Quindi potrei anche quasi essergli grato per gli unici momenti veramente “atletici” che mi sollecita. Il cane che mi rincorre a viso aperto quindi lo tollero.

Quello invece che trovo insopportabile è il quattro zampe da agguato. Quello che, chiuso nel giardino di una casa, nascosto alla vista dall'onnipresente siepe di recinzione, aspetta vigliaccamente, immobile e in silenzio, che il ciclista ignaro sia nel punto più vicino per abbagliargli contro improvvisamente più forte che può.
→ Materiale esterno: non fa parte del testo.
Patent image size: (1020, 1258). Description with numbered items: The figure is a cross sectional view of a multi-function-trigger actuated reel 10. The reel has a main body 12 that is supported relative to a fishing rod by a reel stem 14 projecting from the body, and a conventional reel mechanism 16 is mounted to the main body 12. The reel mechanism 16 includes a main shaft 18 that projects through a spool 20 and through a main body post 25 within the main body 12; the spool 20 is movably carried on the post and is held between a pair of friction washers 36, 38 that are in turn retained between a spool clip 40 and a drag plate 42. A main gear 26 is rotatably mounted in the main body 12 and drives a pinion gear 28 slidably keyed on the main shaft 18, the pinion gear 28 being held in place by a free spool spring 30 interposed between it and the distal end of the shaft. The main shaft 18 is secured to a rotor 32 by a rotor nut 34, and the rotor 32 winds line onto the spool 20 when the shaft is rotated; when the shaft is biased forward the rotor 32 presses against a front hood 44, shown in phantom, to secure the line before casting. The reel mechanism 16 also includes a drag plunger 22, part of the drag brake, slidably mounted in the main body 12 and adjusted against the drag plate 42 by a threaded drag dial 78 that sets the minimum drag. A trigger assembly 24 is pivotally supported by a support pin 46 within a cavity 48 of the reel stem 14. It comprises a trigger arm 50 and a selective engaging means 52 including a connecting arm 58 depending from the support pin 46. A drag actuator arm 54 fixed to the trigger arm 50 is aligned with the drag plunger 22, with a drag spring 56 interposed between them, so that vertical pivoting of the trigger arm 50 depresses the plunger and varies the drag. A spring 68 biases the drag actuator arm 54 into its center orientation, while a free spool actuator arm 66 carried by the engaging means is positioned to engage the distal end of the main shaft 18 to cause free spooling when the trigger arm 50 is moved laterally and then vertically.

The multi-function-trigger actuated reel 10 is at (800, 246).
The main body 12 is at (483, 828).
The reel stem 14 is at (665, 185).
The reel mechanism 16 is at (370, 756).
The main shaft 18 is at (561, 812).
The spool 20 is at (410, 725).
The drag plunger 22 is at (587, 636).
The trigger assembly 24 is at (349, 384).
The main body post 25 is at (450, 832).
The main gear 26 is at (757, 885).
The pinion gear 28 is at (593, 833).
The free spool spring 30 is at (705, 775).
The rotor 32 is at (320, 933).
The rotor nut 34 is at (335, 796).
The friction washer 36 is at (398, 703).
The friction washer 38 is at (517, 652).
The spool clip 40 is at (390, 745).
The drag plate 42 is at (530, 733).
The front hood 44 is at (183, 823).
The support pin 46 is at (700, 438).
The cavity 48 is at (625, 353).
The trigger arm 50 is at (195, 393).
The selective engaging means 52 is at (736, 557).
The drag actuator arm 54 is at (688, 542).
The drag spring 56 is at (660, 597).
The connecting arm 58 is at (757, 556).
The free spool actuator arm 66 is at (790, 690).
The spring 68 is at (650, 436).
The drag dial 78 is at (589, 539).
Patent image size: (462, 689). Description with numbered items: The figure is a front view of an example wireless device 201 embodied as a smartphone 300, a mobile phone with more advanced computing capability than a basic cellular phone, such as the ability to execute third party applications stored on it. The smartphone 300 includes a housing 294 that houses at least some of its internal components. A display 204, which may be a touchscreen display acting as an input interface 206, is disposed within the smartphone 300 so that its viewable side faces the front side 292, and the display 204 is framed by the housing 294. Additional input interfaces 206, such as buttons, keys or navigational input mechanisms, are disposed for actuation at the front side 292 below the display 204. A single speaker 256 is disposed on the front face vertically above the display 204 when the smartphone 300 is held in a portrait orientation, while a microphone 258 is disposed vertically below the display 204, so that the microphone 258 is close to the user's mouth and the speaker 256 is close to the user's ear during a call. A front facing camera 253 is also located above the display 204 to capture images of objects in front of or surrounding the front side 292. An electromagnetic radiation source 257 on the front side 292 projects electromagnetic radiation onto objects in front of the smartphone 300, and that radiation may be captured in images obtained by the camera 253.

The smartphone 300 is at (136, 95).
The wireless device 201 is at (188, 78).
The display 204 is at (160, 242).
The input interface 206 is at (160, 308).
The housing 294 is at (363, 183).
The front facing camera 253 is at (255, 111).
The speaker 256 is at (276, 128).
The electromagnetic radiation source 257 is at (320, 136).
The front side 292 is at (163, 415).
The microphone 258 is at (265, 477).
Qui non c’è né gara alla pari né alcuna lealtà. C'è solo il rischio di un coccolone per il ciclista colto alla sprovvista. E qui, nella veste di ciclista a rischio di coccolone, mi scatta l'orgoglio e la voglia di riscatto.

Non intendo proprio dargliela vinta e ce la metterò tutta.

Se mai uno di questi meschini abbaiatori a tradimento raggiungerà il suo subdolo scopo, con le mie ultime forze avrò un solo residuo e motivatissimo intento: dare le pedalate necessarie per finire a terra dove lui non possa mai sapere che c’è l'ha fatta.